Days until the election: 179
Believe it or not there are still places on the Earth where there are no internet connections — such places certainly exist in the southern hemisphere, where I live — and over the holidays I was in just such a place, which should explain the absence of new posts on any of my blogs for a little while.
So now that I’m back in civilization: feliz año nuevo! But can 2012 be a happy new year? Isn’t this the year that the Mayan calendar ends and, with it, the world?
Well, the Mexican government is hedging its bets. Just in case there isn’t a catastrophe that precludes Mexico (and everyone else) from having the very future that this blog is designed to contemplate, someone in the Mexican bureaucracy decided to cash in on all the tourists who might want to visit ground zero of the much-rumoured coming apocalypse.
Man, first Latin America got eco-tourism, where individuals who live their normal lives with the carbon footprint of a small village (mea culpa) come to gawk at the shrinking reserves of natural splendor. Then here in Brazil we got favela bus tours — seriously. Now vacationers are booking time off from their day jobs to visit the end of the world.
Visits to sites relevant to alleged Mayan doomsday predictions are being actively promoted and more than 50 million people are expected to visit Chiapas, Yucatán, Quintana Roo, Tabasco and Campeche on end-of-the-world sightseeing tours. That’s a pretty impressive number given that the entire country of Mexico sees about 22 million tourists in a typical year.
The less cynical version of the campaign to promote tourism in these areas goes something like this: the Mexican government is keenly aware of the interest in the alleged impending cataclysm and is cunningly leveraging the millenial meme in order to generate interest in all things Mayan amongst a large number of people. Once those good folk notice (later this year) that the world didn’t end after all, they might reflect on the fact that some of those Mayan artifacts they saw on their tour were pretty interesting. They might come to value Mexico’s history and culture and might even come back for another visit one day.
The more cynical version is, well, pretty obvious.

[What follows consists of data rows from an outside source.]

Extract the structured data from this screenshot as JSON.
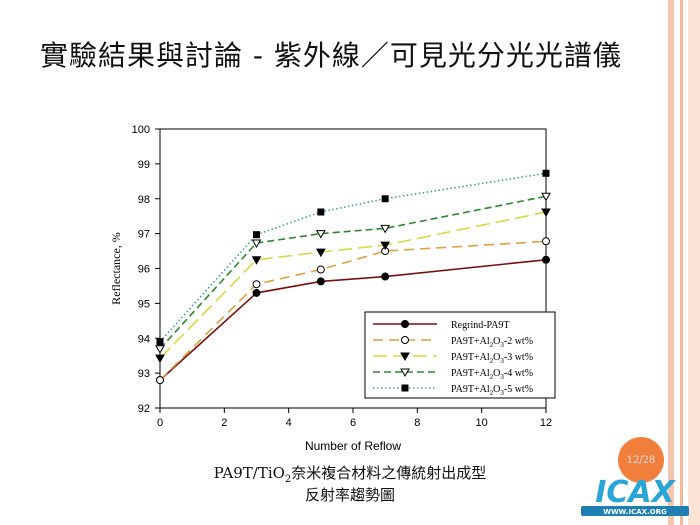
{
  "slide": {
    "title": "實驗結果與討論 - 紫外線／可見光分光光譜儀",
    "caption_line1_a": "PA9T/TiO",
    "caption_line1_sub": "2",
    "caption_line1_b": "奈米複合材料之傳統射出成型",
    "caption_line2": "反射率趨勢圖",
    "page_badge": "12/28",
    "logo_text": "ICAX",
    "logo_url_text": "WWW.ICAX.ORG"
  },
  "colors": {
    "accent": "#f07f3c",
    "stripe": "#f6c6ae"
  },
  "chart_data": {
    "type": "line",
    "xlabel": "Number of Reflow",
    "ylabel": "Reflectance, %",
    "xlim": [
      0,
      12
    ],
    "ylim": [
      92,
      100
    ],
    "xticks": [
      0,
      2,
      4,
      6,
      8,
      10,
      12
    ],
    "yticks": [
      92,
      93,
      94,
      95,
      96,
      97,
      98,
      99,
      100
    ],
    "x": [
      0,
      3,
      5,
      7,
      12
    ],
    "legend_position": "bottom-right",
    "series": [
      {
        "name": "Regrind-PA9T",
        "color": "#7a0f0f",
        "dash": "",
        "marker": "circle-filled",
        "values": [
          92.8,
          95.3,
          95.63,
          95.77,
          96.25
        ]
      },
      {
        "name": "PA9T+Al2O3-2 wt%",
        "label_a": "PA9T+Al",
        "sub1": "2",
        "label_b": "O",
        "sub2": "3",
        "label_c": "-2 wt%",
        "color": "#e0a040",
        "dash": "10,6",
        "marker": "circle-open",
        "values": [
          92.8,
          95.55,
          95.97,
          96.5,
          96.78
        ]
      },
      {
        "name": "PA9T+Al2O3-3 wt%",
        "label_a": "PA9T+Al",
        "sub1": "2",
        "label_b": "O",
        "sub2": "3",
        "label_c": "-3 wt%",
        "color": "#d8d840",
        "dash": "14,6",
        "marker": "triangle-down-filled",
        "values": [
          93.43,
          96.25,
          96.47,
          96.67,
          97.62
        ]
      },
      {
        "name": "PA9T+Al2O3-4 wt%",
        "label_a": "PA9T+Al",
        "sub1": "2",
        "label_b": "O",
        "sub2": "3",
        "label_c": "-4 wt%",
        "color": "#2a8a2a",
        "dash": "7,4",
        "marker": "triangle-down-open",
        "values": [
          93.7,
          96.73,
          97.0,
          97.15,
          98.07
        ]
      },
      {
        "name": "PA9T+Al2O3-5 wt%",
        "label_a": "PA9T+Al",
        "sub1": "2",
        "label_b": "O",
        "sub2": "3",
        "label_c": "-5 wt%",
        "color": "#3aa0a0",
        "dash": "1.5,2.5",
        "marker": "square-filled",
        "values": [
          93.9,
          96.97,
          97.62,
          98.0,
          98.73
        ]
      }
    ]
  }
}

There are a lot of people who lack the a basic education in cosmology (yes, the Earth, the Sun, and the galactic centre will more or less align on December 21, 2012, but given that they do that every year it’s not likely to cause the Earth to blow up) not to mention education about the Maya (who never said that the world would end when their calendar clicked over, just as we don’t expect it to end on New Year’s Eve or the last day of a century). Given that this lack of information has been liberally dosed with all kinds of made up crap and whipped into a frothy storm that just happens to centre on Mexico, one might as well — the cynical thinking goes — make as much money as possible from it.
Here is one of my favourite debunkers, Neil deGrasse Tyson giving us his two cents on the coming destruction.
And here’s Al Jazeera on the apocalypse as cash grab:
All that being said, who can blame Mexico for wanting to cash in on the phenomenon when Hollywood has already done such a good job of turning this particular end of the world into cash?
Roland Emmerich’s movie 2012 (conveniently released in 2009 so that we could all enjoy it before the world ended) made about $200 million — you can watch one of the trailers below. If Mexico takes in just $4.00 per predicted tourist it should be able to match Emmerich (possibly with lower production costs), and I’m betting that they can do even better than that.
Personally, I predict that the world will not end in 2012, nor will it become notably better or worse. Like most years, I suspect, we will muddle along just as we’ve been doing for the last 200,000 years or so, eating, loving, killing, chasing our dreams and realizing a few of them, making music and inventing new medicines, building stuff up and tearing stuff down — being born and dying. And Mexico will have a bumper year for tourist dollars.
Then next year around this time I’ll return from a holiday in the wilderness again and wish you all a very happy 2013.